Проводив расстроенного горем гостя, Харченко спустился в кабинет Петелиной. После дежурных фраз о самочувствии он рассказал ей о неожиданном деле, описал состояние обратившегося к нему человека, формальный характер просьбы и заверил:
— Дело легкое, и в суд передавать не придется. А зачту, как полноценное расследование.
Петелина тем временем чертила что-то на бумаге. Движения ее руки были твердыми, прямыми, скорее говорившими о внутреннем напряжении, чем о расслабленности. Выслушав начальника, она подняла взгляд, прищурилась.
— Я заметила, Юрий Григорьевич, что все сложные дела вы отдаете другим следователям. Я уже ни на что не способна?
Харченко поморщился и выдавил улыбку:
— Лена, ты в особом положении. Я хочу, чтобы ты родила здорового ребенка.
— Намекаете на мой возраст?
— Ну что ж ты все в штыки принимаешь, — обиделся полковник. — Я делаю как лучше. Умер молодой человек, надо отца успокоить. Там и расследовать нечего. Привлеки оперативников, пусть побегают, поговорят с медиками. С Валеевым, опять же, поработаешь.
— Опять же, — прицепилась к словам Петелина и ткнула карандашом в бумагу так, что грифель сломался. — Все так и рвутся устроить мою личную жизнь. Как же, баба беременна, и без мужика. А вдруг отец не Валеев?
— В каком смысле? — озадачился Харченко.
— Вы так обо мне печетесь, Юрий Григорьевич, что некоторые начинают думать, что это ваш ребенок.
Елена встала у окна, повернулась в профиль, огладила животик. Харченко смутился, зачем-то поднял сломанный карандаш, неуверенно погрозил им:
— Глупости-то не болтай, Лена.
— Это не я болтаю, это коллеги судачат. — Елена оперлась руками о стол, подалась к начальнику тяжелой грудью, понизила голос: — Всех к себе вызываете, а ко мне сами ходите, спрашиваете о здоровье, ограждаете от трудностей. Вам бы построже с подчиненной.
Харченко отшатнулся:
— Вот и займись смертью Волкова. Это приказ!

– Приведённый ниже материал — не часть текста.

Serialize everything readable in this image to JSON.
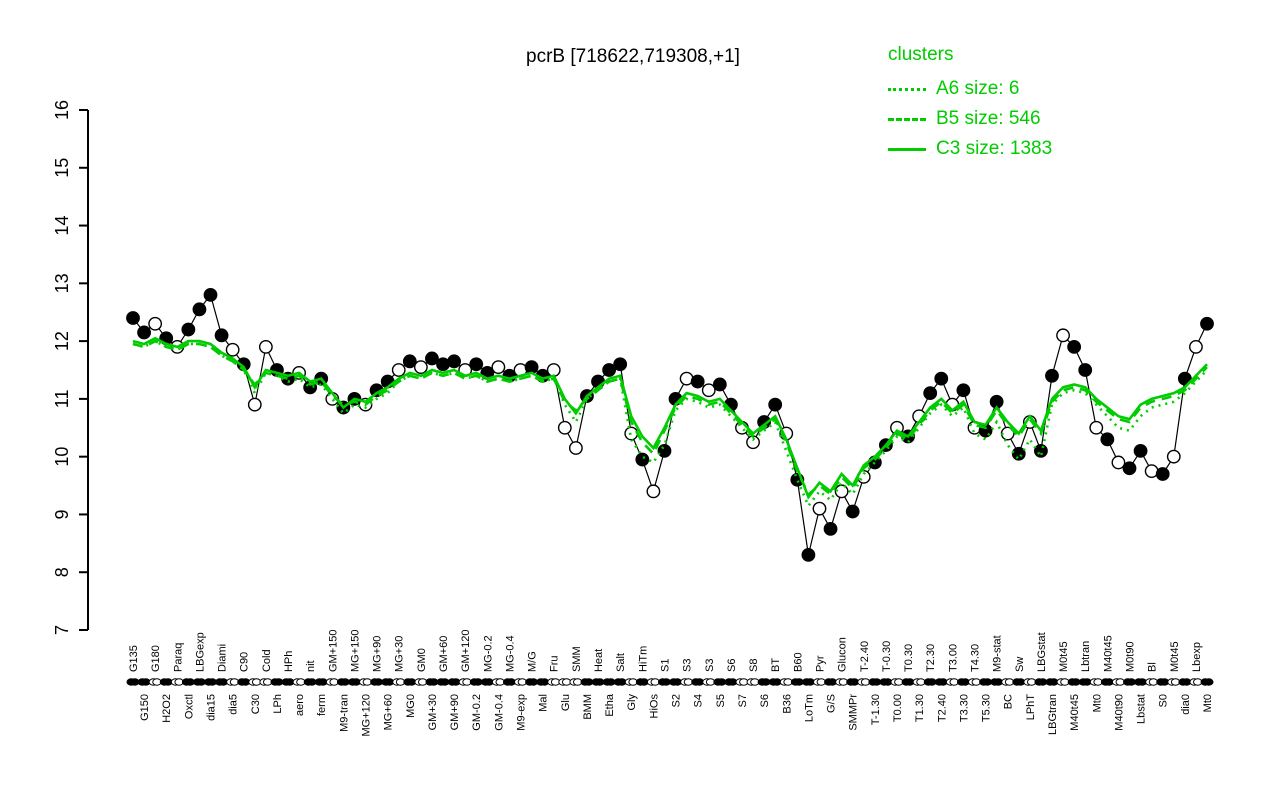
{
  "colors": {
    "cluster_green": "#00CC00",
    "points_black": "#000000"
  },
  "chart_data": {
    "type": "scatter",
    "title": "pcrB [718622,719308,+1]",
    "xlabel": "",
    "ylabel": "",
    "ylim": [
      7,
      16
    ],
    "yticks": [
      7,
      8,
      9,
      10,
      11,
      12,
      13,
      14,
      15,
      16
    ],
    "grid": false,
    "legend": {
      "title": "clusters",
      "position": "top-right",
      "entries": [
        {
          "label": "A6 size: 6",
          "style": "dotted"
        },
        {
          "label": "B5 size: 546",
          "style": "dashed"
        },
        {
          "label": "C3 size: 1383",
          "style": "solid"
        }
      ]
    },
    "categories": [
      "G135",
      "G150",
      "G180",
      "H2O2",
      "Paraq",
      "Oxctl",
      "LBGexp",
      "dia15",
      "Diami",
      "dia5",
      "C90",
      "C30",
      "Cold",
      "LPh",
      "HPh",
      "aero",
      "nit",
      "ferm",
      "GM+150",
      "M9-tran",
      "MG+150",
      "MG+120",
      "MG+90",
      "MG+60",
      "MG+30",
      "MG0",
      "GM0",
      "GM+30",
      "GM+60",
      "GM+90",
      "GM+120",
      "GM-0.2",
      "MG-0.2",
      "GM-0.4",
      "MG-0.4",
      "M9-exp",
      "M/G",
      "Mal",
      "Fru",
      "Glu",
      "SMM",
      "BMM",
      "Heat",
      "Etha",
      "Salt",
      "Gly",
      "HiTm",
      "HiOs",
      "S1",
      "S2",
      "S3",
      "S4",
      "S3",
      "S5",
      "S6",
      "S7",
      "S8",
      "S6",
      "BT",
      "B36",
      "B60",
      "LoTm",
      "Pyr",
      "G/S",
      "Glucon",
      "SMMPr",
      "T-2.40",
      "T-1.30",
      "T-0.30",
      "T0.00",
      "T0.30",
      "T1.30",
      "T2.30",
      "T2.40",
      "T3.00",
      "T3.30",
      "T4.30",
      "T5.30",
      "M9-stat",
      "BC",
      "Sw",
      "LPhT",
      "LBGstat",
      "LBGtran",
      "M0t45",
      "M40t45",
      "Lbtran",
      "Mt0",
      "M40t45",
      "M40t90",
      "M0t90",
      "Lbstat",
      "Bl",
      "S0",
      "M0t45",
      "dia0",
      "Lbexp",
      "Mt0"
    ],
    "series": [
      {
        "name": "expression",
        "color": "#000000",
        "marker": "circle",
        "open_points": [
          2,
          4,
          9,
          11,
          12,
          15,
          18,
          21,
          24,
          26,
          30,
          33,
          35,
          38,
          39,
          40,
          45,
          47,
          50,
          52,
          55,
          56,
          59,
          62,
          64,
          66,
          69,
          71,
          74,
          76,
          79,
          81,
          84,
          87,
          89,
          92,
          94,
          96
        ],
        "values": [
          12.4,
          12.15,
          12.3,
          12.05,
          11.9,
          12.2,
          12.55,
          12.8,
          12.1,
          11.85,
          11.6,
          10.9,
          11.9,
          11.5,
          11.35,
          11.45,
          11.2,
          11.35,
          11.0,
          10.85,
          11.0,
          10.9,
          11.15,
          11.3,
          11.5,
          11.65,
          11.55,
          11.7,
          11.6,
          11.65,
          11.5,
          11.6,
          11.45,
          11.55,
          11.4,
          11.5,
          11.55,
          11.4,
          11.5,
          10.5,
          10.15,
          11.05,
          11.3,
          11.5,
          11.6,
          10.4,
          9.95,
          9.4,
          10.1,
          11.0,
          11.35,
          11.3,
          11.15,
          11.25,
          10.9,
          10.5,
          10.25,
          10.6,
          10.9,
          10.4,
          9.6,
          8.3,
          9.1,
          8.75,
          9.4,
          9.05,
          9.65,
          9.9,
          10.2,
          10.5,
          10.35,
          10.7,
          11.1,
          11.35,
          10.9,
          11.15,
          10.5,
          10.45,
          10.95,
          10.4,
          10.05,
          10.6,
          10.1,
          11.4,
          12.1,
          11.9,
          11.5,
          10.5,
          10.3,
          9.9,
          9.8,
          10.1,
          9.75,
          9.7,
          10.0,
          11.35,
          11.9,
          12.3
        ]
      },
      {
        "name": "A6",
        "color": "#00CC00",
        "dash": "dotted",
        "values": [
          11.95,
          11.9,
          12.0,
          11.9,
          11.85,
          11.95,
          11.95,
          11.9,
          11.75,
          11.65,
          11.5,
          11.1,
          11.45,
          11.4,
          11.3,
          11.35,
          11.2,
          11.25,
          11.0,
          10.75,
          10.9,
          10.85,
          11.0,
          11.1,
          11.3,
          11.4,
          11.35,
          11.45,
          11.4,
          11.45,
          11.35,
          11.4,
          11.3,
          11.35,
          11.3,
          11.35,
          11.4,
          11.3,
          11.35,
          10.9,
          10.6,
          11.0,
          11.15,
          11.3,
          11.35,
          10.3,
          10.0,
          9.9,
          10.2,
          10.8,
          11.0,
          10.95,
          10.85,
          10.9,
          10.7,
          10.5,
          10.3,
          10.45,
          10.6,
          10.1,
          9.6,
          9.15,
          9.4,
          9.25,
          9.55,
          9.35,
          9.7,
          9.9,
          10.1,
          10.35,
          10.25,
          10.5,
          10.75,
          10.9,
          10.7,
          10.85,
          10.4,
          10.3,
          10.6,
          10.2,
          9.95,
          10.3,
          10.0,
          10.9,
          11.1,
          11.15,
          11.1,
          10.9,
          10.7,
          10.5,
          10.45,
          10.7,
          10.85,
          10.9,
          10.95,
          11.1,
          11.3,
          11.5
        ]
      },
      {
        "name": "B5",
        "color": "#00CC00",
        "dash": "dashed",
        "values": [
          11.95,
          11.9,
          12.0,
          11.9,
          11.85,
          11.95,
          11.95,
          11.9,
          11.75,
          11.65,
          11.5,
          11.25,
          11.45,
          11.4,
          11.35,
          11.4,
          11.25,
          11.3,
          11.05,
          10.9,
          10.95,
          10.9,
          11.05,
          11.15,
          11.3,
          11.4,
          11.35,
          11.45,
          11.4,
          11.45,
          11.35,
          11.4,
          11.3,
          11.35,
          11.3,
          11.35,
          11.4,
          11.3,
          11.35,
          10.95,
          10.8,
          11.0,
          11.15,
          11.3,
          11.35,
          10.6,
          10.25,
          10.05,
          10.45,
          10.85,
          11.05,
          11.0,
          10.9,
          10.95,
          10.75,
          10.55,
          10.35,
          10.5,
          10.65,
          10.25,
          9.75,
          9.35,
          9.5,
          9.35,
          9.65,
          9.45,
          9.8,
          9.95,
          10.15,
          10.4,
          10.3,
          10.55,
          10.8,
          10.95,
          10.75,
          10.9,
          10.55,
          10.5,
          10.8,
          10.55,
          10.35,
          10.65,
          10.4,
          10.95,
          11.15,
          11.2,
          11.15,
          10.95,
          10.8,
          10.65,
          10.6,
          10.85,
          10.95,
          11.0,
          11.05,
          11.15,
          11.35,
          11.55
        ]
      },
      {
        "name": "C3",
        "color": "#00CC00",
        "dash": "solid",
        "values": [
          12.0,
          11.95,
          12.05,
          11.95,
          11.9,
          12.0,
          12.0,
          11.95,
          11.8,
          11.7,
          11.55,
          11.2,
          11.5,
          11.45,
          11.4,
          11.45,
          11.3,
          11.35,
          11.1,
          10.85,
          11.0,
          10.95,
          11.1,
          11.2,
          11.35,
          11.45,
          11.4,
          11.5,
          11.45,
          11.5,
          11.4,
          11.45,
          11.35,
          11.4,
          11.35,
          11.4,
          11.45,
          11.35,
          11.4,
          11.0,
          10.75,
          11.05,
          11.2,
          11.35,
          11.4,
          10.7,
          10.35,
          10.15,
          10.5,
          10.9,
          11.1,
          11.05,
          10.95,
          11.0,
          10.8,
          10.6,
          10.4,
          10.55,
          10.7,
          10.3,
          9.8,
          9.3,
          9.55,
          9.4,
          9.7,
          9.5,
          9.85,
          10.0,
          10.2,
          10.45,
          10.35,
          10.6,
          10.85,
          11.0,
          10.8,
          10.95,
          10.6,
          10.55,
          10.85,
          10.6,
          10.4,
          10.7,
          10.45,
          11.0,
          11.2,
          11.25,
          11.2,
          11.0,
          10.85,
          10.7,
          10.65,
          10.9,
          11.0,
          11.05,
          11.1,
          11.2,
          11.4,
          11.6
        ]
      }
    ]
  }
}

— Раз дело легкое — пусть Валеев разбирается, — отмахнулась Петелина.
— Под твоим руководством, — забасил полковник, покидая кабинет строптивого следователя. — Доложишь потом.
— Прям напугали.
Елена похлопала в ладоши закрывшейся двери и сильно прикусила губу. Что стало с ее характером? Она не может контролировать эмоции, даже помощь и заботу воспринимает в штыки.